PLAKKAGGIO HC, Approdo

Approdo

Che la proposta hardcore venata oi! dei Plakkaggio HC avesse preso una sbandata per il black metal, almeno a livello concettuale, era già evidente da tempo, meno scontato pareva che questo diventasse un vero e proprio marchio di fabbrica per la band e non una semplice sbandata. Così, Approdo continua a strizzare l’occhio ai campioni del genere e cita addirittura Bathory e Immortal, oltre alla divinità pagana Cernunnos, il che non deve preoccupare troppo, perché a livello musicale siamo sempre di fronte al classico hardcore anthemico e trascinante della band, con i cori di strada che sgomitano a fianco di quelli da intonare con l’indice alzato.

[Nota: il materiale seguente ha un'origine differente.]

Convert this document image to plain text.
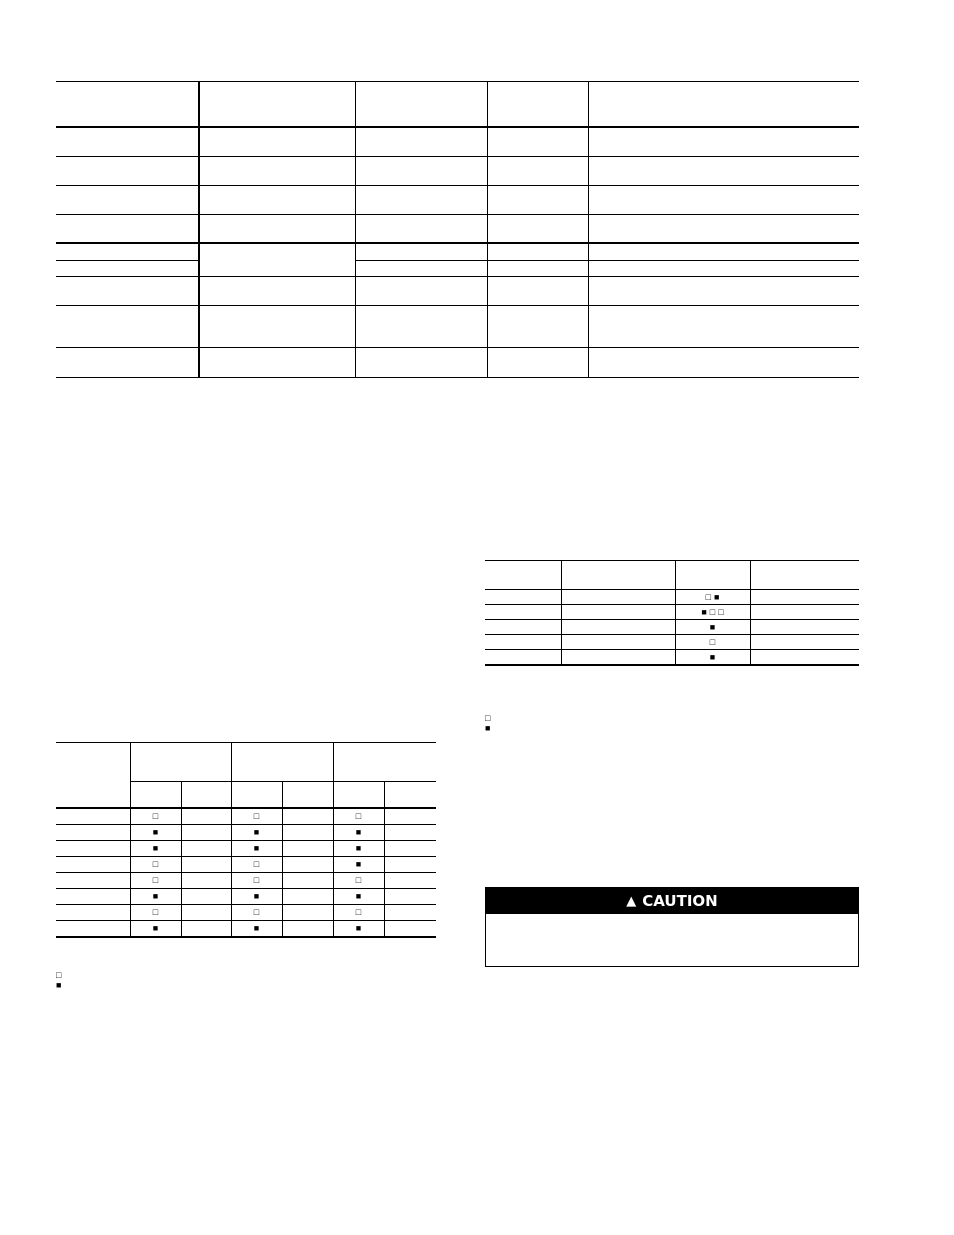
		□ ■	
		■ □ □	
		■	
		□	
		■	
□
■

	□		□		□	
	■		■		■	
	■		■		■	
	□		□		■	
	□		□		□	
	■		■		■	
	□		□		□	
	■		■		■	
□
■
▲ CAUTION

Piuttosto, si avverte una maggiore propensione al metal anni Ottanta come suono – niente metalcore, please – nel riffing e nel prendere a prestito alcuni momenti fondanti, vedi l’omaggio ai Thin Lizzy di “Whiskey In The Jar” (ora “Suoni Nelle Tasche”) o le strizzate d’occhio allo street-metal. Un ingrediente che non snatura ma va ad arricchire e rendere ancora più personale la formula dei Plakkaggio HC, sempre in rotta di collisione con la cristianità e sempre più legati al loro territorio, come in “Provincia” o “Thundra Rugby”. Oggi più che mai i ragazzi rappresentano un modo di sentire e vivere l’hardcore lontano dai cliché della vecchia e nuova scuola, un blend personale che prende ispirazione senza scrupoli da tutto ciò che li incuriosisce e in disprezzo a codici di sorta, aprono “Mentalità” come fossero nella Los Angeles degli anni Ottanta e la tuffano nello street-punk come fosse la cosa più naturale possibile, contro ogni buon senso. Così, non stupisce ritrovarsi di fronte all’afflato epico dei Bathory prima dell’ennesimo treno in faccia ai benpensanti che traghetta all’outro, anch’esso made in Norway. Tutto qui, un ulteriore disco costruito con passione e onestà da una formazione che non smentisce la propria abilità (anche tecnica) nel fondere e rimasticare suoni senza sottomettersi al giogo di ciò che va per la maggiore. Pollice su.